The release noted that in the event of the school closures, the guidance includes recommendations to mitigate against the possible negative impacts on children’s learning and well being. “This means having solid plans in place to ensure the continuity of learning, including remote learning options such as online education strategies and radio broadcasts of academic content, and access to essential services for all children. These plans should also include necessary steps for the eventual safe reopening of schools.”

Also read: COVID-19 | Interactive map of confirmed coronavirus cases in India | ‘Heat is not a deterrent for transmission’: Your COVID-19 queries answered

It added that where schools remain open, to make sure that children and their families remain protected and informed, the guidance includes — providing children with information about how to protect themselves, promoting best handwashing and hygiene practices and providing hygiene supplies, cleaning and disinfecting school buildings, especially water and sanitation facilities; and increasing airflow and ventilation.

The group added that the guidance, while specific to countries that have already confirmed the transmission of COVID-19, is still relevant in all other contexts.

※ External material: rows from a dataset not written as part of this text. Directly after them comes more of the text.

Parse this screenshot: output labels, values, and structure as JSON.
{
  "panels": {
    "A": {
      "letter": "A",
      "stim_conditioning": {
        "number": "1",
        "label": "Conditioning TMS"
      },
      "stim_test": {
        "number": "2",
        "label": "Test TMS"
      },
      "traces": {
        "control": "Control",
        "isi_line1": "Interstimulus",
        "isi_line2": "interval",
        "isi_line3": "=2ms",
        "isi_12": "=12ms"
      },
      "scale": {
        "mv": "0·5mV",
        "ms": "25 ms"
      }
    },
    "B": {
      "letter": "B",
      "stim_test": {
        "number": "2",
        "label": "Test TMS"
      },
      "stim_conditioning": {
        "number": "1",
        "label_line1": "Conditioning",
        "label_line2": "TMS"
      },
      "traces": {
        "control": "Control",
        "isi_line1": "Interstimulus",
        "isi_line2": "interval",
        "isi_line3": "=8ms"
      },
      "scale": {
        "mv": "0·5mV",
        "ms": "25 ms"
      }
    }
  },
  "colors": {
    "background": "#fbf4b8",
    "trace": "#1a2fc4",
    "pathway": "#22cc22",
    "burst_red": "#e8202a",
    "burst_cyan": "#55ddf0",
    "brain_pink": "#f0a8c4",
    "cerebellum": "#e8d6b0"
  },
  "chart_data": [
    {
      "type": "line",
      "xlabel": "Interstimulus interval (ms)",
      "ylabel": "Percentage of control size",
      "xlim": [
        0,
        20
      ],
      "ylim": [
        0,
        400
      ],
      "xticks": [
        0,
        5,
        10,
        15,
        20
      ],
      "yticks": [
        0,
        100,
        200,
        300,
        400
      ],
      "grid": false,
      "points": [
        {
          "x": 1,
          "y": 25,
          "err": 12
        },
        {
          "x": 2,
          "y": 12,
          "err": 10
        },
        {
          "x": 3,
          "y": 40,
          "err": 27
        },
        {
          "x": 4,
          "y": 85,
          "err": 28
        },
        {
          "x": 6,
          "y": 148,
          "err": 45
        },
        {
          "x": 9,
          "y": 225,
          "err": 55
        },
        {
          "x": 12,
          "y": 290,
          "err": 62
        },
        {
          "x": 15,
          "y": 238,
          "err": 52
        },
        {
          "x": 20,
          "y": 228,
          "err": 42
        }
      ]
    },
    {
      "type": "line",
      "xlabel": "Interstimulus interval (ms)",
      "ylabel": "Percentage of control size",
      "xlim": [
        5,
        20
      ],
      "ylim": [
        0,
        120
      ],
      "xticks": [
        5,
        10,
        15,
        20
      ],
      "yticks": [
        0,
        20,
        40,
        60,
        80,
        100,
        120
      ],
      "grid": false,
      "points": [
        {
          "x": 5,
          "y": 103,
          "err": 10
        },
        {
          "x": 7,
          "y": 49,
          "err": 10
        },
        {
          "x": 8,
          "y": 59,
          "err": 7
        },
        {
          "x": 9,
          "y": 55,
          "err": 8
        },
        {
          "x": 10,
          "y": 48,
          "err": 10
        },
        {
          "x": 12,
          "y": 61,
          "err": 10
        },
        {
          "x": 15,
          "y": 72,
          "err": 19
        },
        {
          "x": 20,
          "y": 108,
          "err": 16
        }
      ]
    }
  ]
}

“Education can encourage students to become advocates for disease prevention and control at home, in school, and in their community by talking to others about how to prevent the spread of viruses. Maintaining safe school operations or reopening schools after a closure, requires many considerations, but if done well, can promote public health,” the guidance said.

Tips for parents

The new guidance also offers helpful tips and checklists for parents and caregivers, as well as children and students themselves. These actions include monitoring children’s health and keeping them home from school if they are ill, encouraging children to ask questions and express their concerns and coughing or sneezing into a tissue or elbow and avoid touching face, eyes, mouth and nose.